Although we did not go into much detail about how to solve the quadratic programming task to train an SVM, in practice, we need to replace the dot product $x^{(i)T}x^{(j)}$ by $\Phi(x^{(i)})^T \Phi(x^{(j)})$. To save the expensive step of calculating this dot product between two points explicitly, we define a so-called Kernel Function:

$\kappa(x^{(i)}, x^{(j)}) = \Phi(x^{(i)})^T \Phi(x^{(j)})$

One of the most widely used kernels is the radial basis function (RBF) kernel, which can be called the Gaussian kernel:

$\kappa(x^{(i)}, x^{(j)}) = \exp\left(-\frac{\|x^{(i)} - x^{(j)}\|^2}{2\sigma^2}\right)$
$\rightarrow $ $\kappa(x^{(i)}, x^{(j)}) = \exp\left(-\gamma\|x^{(i)} - x^{(j)}\|^2\right)$

Here, $\gamma = \frac{1}{2\sigma^2}$ is a free parameter to be optimized.


The term “kernel” essentially represents a similarity function between two examples. The minus sign inverts the distance measure to produce a similarity score.

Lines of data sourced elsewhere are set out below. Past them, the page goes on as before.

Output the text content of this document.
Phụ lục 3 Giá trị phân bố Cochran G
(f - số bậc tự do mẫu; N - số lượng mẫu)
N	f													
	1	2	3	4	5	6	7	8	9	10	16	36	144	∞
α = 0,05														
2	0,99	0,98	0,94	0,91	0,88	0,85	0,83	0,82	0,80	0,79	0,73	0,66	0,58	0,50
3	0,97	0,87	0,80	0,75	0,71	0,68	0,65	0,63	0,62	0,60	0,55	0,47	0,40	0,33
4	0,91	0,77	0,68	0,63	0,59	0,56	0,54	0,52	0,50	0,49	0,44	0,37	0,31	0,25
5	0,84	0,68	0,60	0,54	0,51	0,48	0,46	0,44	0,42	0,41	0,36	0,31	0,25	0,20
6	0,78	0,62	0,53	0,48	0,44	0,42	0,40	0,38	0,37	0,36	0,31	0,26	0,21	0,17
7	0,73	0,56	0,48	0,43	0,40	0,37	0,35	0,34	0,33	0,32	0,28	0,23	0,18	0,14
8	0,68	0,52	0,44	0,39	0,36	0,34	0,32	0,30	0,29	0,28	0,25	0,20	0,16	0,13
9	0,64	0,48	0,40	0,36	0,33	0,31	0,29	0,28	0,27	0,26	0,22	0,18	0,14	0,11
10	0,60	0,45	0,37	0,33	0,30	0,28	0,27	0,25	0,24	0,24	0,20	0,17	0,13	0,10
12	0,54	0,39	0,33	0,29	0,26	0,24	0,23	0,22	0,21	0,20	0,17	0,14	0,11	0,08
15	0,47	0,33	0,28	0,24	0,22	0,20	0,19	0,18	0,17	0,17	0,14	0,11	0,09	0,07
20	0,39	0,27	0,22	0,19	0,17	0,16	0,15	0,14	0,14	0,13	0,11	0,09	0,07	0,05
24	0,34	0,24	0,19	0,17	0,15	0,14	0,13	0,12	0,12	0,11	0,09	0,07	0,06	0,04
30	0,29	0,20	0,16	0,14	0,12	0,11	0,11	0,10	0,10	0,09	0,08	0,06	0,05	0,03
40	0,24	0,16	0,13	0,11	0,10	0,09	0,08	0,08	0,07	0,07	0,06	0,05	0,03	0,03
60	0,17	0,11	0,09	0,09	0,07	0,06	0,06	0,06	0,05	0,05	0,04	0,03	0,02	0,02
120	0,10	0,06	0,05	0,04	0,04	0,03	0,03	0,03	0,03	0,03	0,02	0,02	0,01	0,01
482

As a result of the exponential term, the similarity score ranges between 1 (for exactly similar examples) and 0 (for dissimilar examples).

svm = SVD(kernel='rbf', random_state=1, gamma=0.10, C=10.0)
svm.fit(X_xor, y_xor)





With gamma value 0.10

The $\gamma$ parameter, which we set to gamma=0.1, can be understood as a cutoff parameter for the Gaussian sphere. If we increase the value for gamma, we increase the influence or reach of the training examples, resulting in a tighter and more irregular decision boundary.



With gamma value 100

Although the model fits the training dataset very well, a classifier like this is likely to perform poorly on new, unseen data. This shows that the gamma parameter also plays a crucial role in controlling overfitting or variance when the algorithm is too sensitive to fluctuations in the training dataset.